Гойя быстро оформил документы и отправился в путь. Разумеется, никакие целебные воды его не привлекали и не они были целью его отъезда за границу. Он позволил себе несколько месяцев пробыть в Париже, осматривая там с помощью испанских друзей достопримечательности и художественные сокровища французской столицы.

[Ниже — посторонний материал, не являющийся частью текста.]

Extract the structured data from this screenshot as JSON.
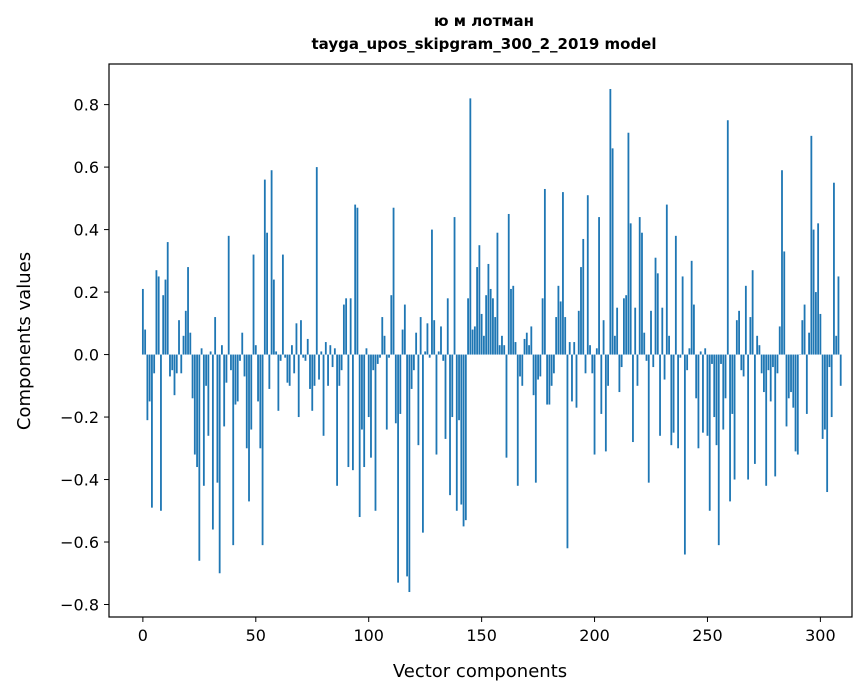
{
  "chart_data": {
    "type": "bar",
    "title": "ю м лотман",
    "subtitle": "tayga_upos_skipgram_300_2_2019 model",
    "xlabel": "Vector components",
    "ylabel": "Components values",
    "xlim": [
      -15,
      314
    ],
    "ylim": [
      -0.84,
      0.93
    ],
    "xticks": [
      0,
      50,
      100,
      150,
      200,
      250,
      300
    ],
    "xtick_labels": [
      "0",
      "50",
      "100",
      "150",
      "200",
      "250",
      "300"
    ],
    "yticks": [
      -0.8,
      -0.6,
      -0.4,
      -0.2,
      0.0,
      0.2,
      0.4,
      0.6,
      0.8
    ],
    "ytick_labels": [
      "−0.8",
      "−0.6",
      "−0.4",
      "−0.2",
      "0.0",
      "0.2",
      "0.4",
      "0.6",
      "0.8"
    ],
    "bar_color": "#1f77b4",
    "values": [
      0.21,
      0.08,
      -0.21,
      -0.15,
      -0.49,
      -0.06,
      0.27,
      0.25,
      -0.5,
      0.19,
      0.24,
      0.36,
      -0.07,
      -0.05,
      -0.13,
      -0.06,
      0.11,
      -0.06,
      0.06,
      0.14,
      0.28,
      0.07,
      -0.14,
      -0.32,
      -0.36,
      -0.66,
      0.02,
      -0.42,
      -0.1,
      -0.26,
      0.01,
      -0.56,
      0.12,
      -0.41,
      -0.7,
      0.03,
      -0.23,
      -0.09,
      0.38,
      -0.05,
      -0.61,
      -0.16,
      -0.15,
      -0.02,
      0.07,
      -0.07,
      -0.3,
      -0.47,
      -0.24,
      0.32,
      0.03,
      -0.15,
      -0.3,
      -0.61,
      0.56,
      0.39,
      -0.11,
      0.59,
      0.24,
      0.01,
      -0.18,
      -0.02,
      0.32,
      -0.01,
      -0.09,
      -0.1,
      0.03,
      -0.06,
      0.1,
      -0.2,
      0.11,
      -0.01,
      -0.02,
      0.05,
      -0.11,
      -0.18,
      -0.1,
      0.6,
      -0.08,
      0.01,
      -0.26,
      0.04,
      -0.1,
      0.03,
      -0.04,
      0.02,
      -0.42,
      -0.1,
      -0.05,
      0.16,
      0.18,
      -0.36,
      0.18,
      -0.37,
      0.48,
      0.47,
      -0.52,
      -0.24,
      -0.36,
      0.02,
      -0.2,
      -0.33,
      -0.05,
      -0.5,
      -0.03,
      -0.01,
      0.12,
      0.06,
      -0.24,
      -0.01,
      0.19,
      0.47,
      -0.22,
      -0.73,
      -0.19,
      0.08,
      0.16,
      -0.71,
      -0.76,
      -0.11,
      -0.05,
      0.07,
      -0.29,
      0.12,
      -0.57,
      0.01,
      0.1,
      -0.01,
      0.4,
      0.11,
      -0.32,
      0.01,
      0.09,
      -0.02,
      -0.27,
      0.18,
      -0.45,
      -0.2,
      0.44,
      -0.5,
      -0.21,
      -0.48,
      -0.55,
      -0.53,
      0.18,
      0.82,
      0.08,
      0.09,
      0.28,
      0.35,
      0.13,
      0.06,
      0.19,
      0.29,
      0.21,
      0.18,
      0.12,
      0.39,
      0.03,
      0.06,
      0.03,
      -0.33,
      0.45,
      0.21,
      0.22,
      0.04,
      -0.42,
      -0.07,
      -0.1,
      0.05,
      0.07,
      0.03,
      0.09,
      -0.13,
      -0.41,
      -0.08,
      -0.07,
      0.18,
      0.53,
      -0.16,
      -0.16,
      -0.1,
      -0.06,
      0.12,
      0.22,
      0.17,
      0.52,
      0.12,
      -0.62,
      0.04,
      -0.15,
      0.04,
      -0.17,
      0.14,
      0.28,
      0.37,
      -0.06,
      0.51,
      0.03,
      -0.06,
      -0.32,
      0.02,
      0.44,
      -0.19,
      0.11,
      -0.31,
      -0.1,
      0.85,
      0.66,
      0.06,
      0.15,
      -0.12,
      -0.04,
      0.18,
      0.19,
      0.71,
      0.42,
      -0.28,
      0.15,
      -0.1,
      0.44,
      0.39,
      0.07,
      -0.02,
      -0.41,
      0.14,
      -0.04,
      0.31,
      0.26,
      -0.26,
      0.15,
      -0.08,
      0.48,
      0.06,
      -0.29,
      -0.25,
      0.38,
      -0.3,
      -0.01,
      0.25,
      -0.64,
      -0.05,
      0.02,
      0.3,
      0.16,
      -0.14,
      -0.3,
      0.01,
      -0.25,
      0.02,
      -0.26,
      -0.5,
      -0.03,
      -0.2,
      -0.29,
      -0.61,
      -0.03,
      -0.24,
      -0.14,
      0.75,
      -0.47,
      -0.19,
      -0.4,
      0.11,
      0.14,
      -0.05,
      -0.07,
      0.22,
      -0.4,
      0.12,
      0.27,
      -0.35,
      0.06,
      0.03,
      -0.06,
      -0.12,
      -0.42,
      -0.05,
      -0.15,
      -0.04,
      -0.39,
      -0.06,
      0.09,
      0.59,
      0.33,
      -0.23,
      -0.14,
      -0.12,
      -0.17,
      -0.31,
      -0.32,
      0.0,
      0.11,
      0.16,
      -0.19,
      0.07,
      0.7,
      0.4,
      0.2,
      0.42,
      0.13,
      -0.27,
      -0.24,
      -0.44,
      -0.04,
      -0.2,
      0.55,
      0.06,
      0.25,
      -0.1
    ]
  }
}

Затем он обосновался в Бордо. Его окружали те самые люди, которое составили его семью в последние десять лет его жизни. С ним была Леокадия, а Мария Росарио продолжала радовать и удивлять своего приемного (а может быть, и биологического) отца. Она вырастала в умную и смышленую девочку, а долгое уединение в «Усадьбе глухого» не помешало ей оказаться общительным, светлым существом. Вокруг нее теперь были французские сверстницы, школьные подруги из Бордо, и старый художник с радостным удивлением обнаружил, что в его доме мелькают детские лица, раздается беззаботная французская речь, много смеются и вообще хорошо. (Я бы добавил, что для старого мастера было хорошо еще и то, что он не видел в своем французском доме последних лет тех «Черных картин», которые окружали его в мадридском доме. Все-таки психику следует по возможности беречь. И не для того, чтобы быть как все, а для того, чтобы нарисовать, написать, придумать что-нибудь в нашем художественном деле.)

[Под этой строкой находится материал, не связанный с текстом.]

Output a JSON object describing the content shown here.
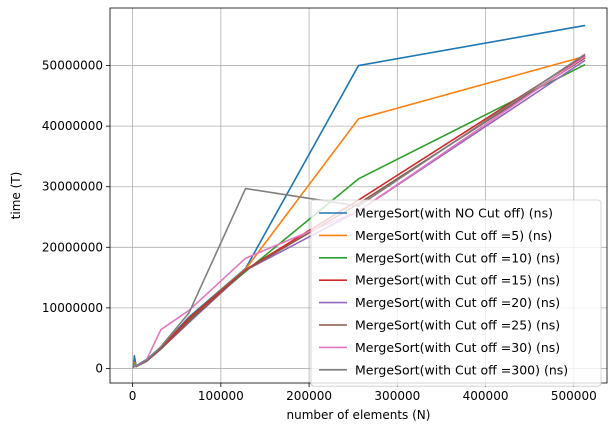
{
  "chart_data": {
    "type": "line",
    "title": "",
    "xlabel": "number of elements (N)",
    "ylabel": "time (T)",
    "xlim": [
      -25600,
      537600
    ],
    "ylim": [
      -2400000,
      59500000
    ],
    "xticks": [
      0,
      100000,
      200000,
      300000,
      400000,
      500000
    ],
    "xtick_labels": [
      "0",
      "100000",
      "200000",
      "300000",
      "400000",
      "500000"
    ],
    "yticks": [
      0,
      10000000,
      20000000,
      30000000,
      40000000,
      50000000
    ],
    "ytick_labels": [
      "0",
      "10000000",
      "20000000",
      "30000000",
      "40000000",
      "50000000"
    ],
    "grid": true,
    "legend_position": "lower-right",
    "series": [
      {
        "name": "MergeSort(with NO Cut off) (ns)",
        "color": "#1f77b4",
        "x": [
          1000,
          2000,
          4000,
          8000,
          16000,
          32000,
          64000,
          128000,
          256000,
          512000
        ],
        "y": [
          300000,
          2100000,
          400000,
          800000,
          1500000,
          3500000,
          8500000,
          16500000,
          50000000,
          56600000
        ]
      },
      {
        "name": "MergeSort(with Cut off =5) (ns)",
        "color": "#ff7f0e",
        "x": [
          1000,
          2000,
          4000,
          8000,
          16000,
          32000,
          64000,
          128000,
          256000,
          512000
        ],
        "y": [
          200000,
          1000000,
          350000,
          700000,
          1400000,
          3400000,
          8300000,
          16400000,
          41200000,
          51500000
        ]
      },
      {
        "name": "MergeSort(with Cut off =10) (ns)",
        "color": "#2ca02c",
        "x": [
          1000,
          2000,
          4000,
          8000,
          16000,
          32000,
          64000,
          128000,
          256000,
          512000
        ],
        "y": [
          150000,
          700000,
          300000,
          650000,
          1300000,
          3300000,
          8100000,
          16000000,
          31300000,
          50100000
        ]
      },
      {
        "name": "MergeSort(with Cut off =15) (ns)",
        "color": "#d62728",
        "x": [
          1000,
          2000,
          4000,
          8000,
          16000,
          32000,
          64000,
          128000,
          256000,
          512000
        ],
        "y": [
          150000,
          600000,
          300000,
          650000,
          1300000,
          3300000,
          8300000,
          16300000,
          27800000,
          51600000
        ]
      },
      {
        "name": "MergeSort(with Cut off =20) (ns)",
        "color": "#9467bd",
        "x": [
          1000,
          2000,
          4000,
          8000,
          16000,
          32000,
          64000,
          128000,
          256000,
          512000
        ],
        "y": [
          150000,
          600000,
          300000,
          600000,
          1200000,
          3200000,
          7600000,
          16200000,
          26000000,
          50800000
        ]
      },
      {
        "name": "MergeSort(with Cut off =25) (ns)",
        "color": "#8c564b",
        "x": [
          1000,
          2000,
          4000,
          8000,
          16000,
          32000,
          64000,
          128000,
          256000,
          512000
        ],
        "y": [
          150000,
          600000,
          300000,
          600000,
          1200000,
          3200000,
          7800000,
          16200000,
          27200000,
          51200000
        ]
      },
      {
        "name": "MergeSort(with Cut off =30) (ns)",
        "color": "#e377c2",
        "x": [
          1000,
          2000,
          4000,
          8000,
          16000,
          32000,
          64000,
          128000,
          256000,
          512000
        ],
        "y": [
          150000,
          600000,
          300000,
          700000,
          1500000,
          6400000,
          9600000,
          18200000,
          26000000,
          51400000
        ]
      },
      {
        "name": "MergeSort(with Cut off =300) (ns)",
        "color": "#7f7f7f",
        "x": [
          1000,
          2000,
          4000,
          8000,
          16000,
          32000,
          64000,
          128000,
          256000,
          512000
        ],
        "y": [
          150000,
          600000,
          300000,
          700000,
          1400000,
          3600000,
          9200000,
          29700000,
          26800000,
          51800000
        ]
      }
    ]
  }
}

Он не был экспатриантом, ему не был закрыт путь в Испанию, и он приезжал в столицу по своим делам, связанным с получением пенсии и с оформлением недвижимости, но не сделал за четыре последних года жизни, проведенных во Франции, ни единой попытки вернуться в Мадрид надолго, тем более навсегда. Испанскому художнику нечего было делать в Мадриде в эти годы.
В Бордо Гойя работал спокойно и размеренно, стараясь, наверное, преодолеть и изжить те душевные травмы, которые сопровождали его в последние полтора десятка лет. Он снова делает гравюры со сценами корриды — тем более что это зрелище было доступно жителям южнофранцузского города. Пишутся портреты друзей и собратьев по эмиграции. Живопись этих портретов успокаивается, это нормальная хорошая живопись типичного романтика того времени. Те безумства и выбросы вулканических энергий, которые налицо в предыдущих произведениях, более не актуальны.
Самая известная картина эмигрантских лет называется «Молочница из Бордо». Эта жанровая фигура цветущей и уверенной в себе женщины — как бы продолжение той серии великолепных испанок, которая была написана почти за двадцать лет до того, в предчувствии войны и национальной трагедии. Скорее всего, Гойя решил еще раз подтвердить свое преклонение и свой восторг перед той силой жизни, которая не отступает и не робеет перед большими испытаниями и которая, по большому счету, не желает знать о «текущем моменте». Монархия ли, республика ли на дворе; имеется конституция или нет; как обстоит дело с религией, атеизмом, патриотизмом, культом народа или презрением к народу — все эти моменты неинтересны. Жизнь хочет жить. Женская фигура вырисовывается перед глазами зрителя, как сгусток жизненных сил. Жизненный порыв не знает памяти и не заботится о нравственности. Неужели художник хочет забыть о тех непрощенных и неискупленных жертвах, о подвигах и зверствах, которые стояли у него перед глазами в годы войны и преобразились затем в мучительных видениях «Черных картин»?
Отвечу вопросом на вопрос. Как можно было жить с тем жизненным опытом, которым обладал Гойя в преддверии своего восьмидесятилетия, и не превратиться в маньяка, в гениального и опасного визионера адских сцен? Способ только один. Надо было попытаться написать картину вроде «Молочницы из Бордо». Он так и сделал.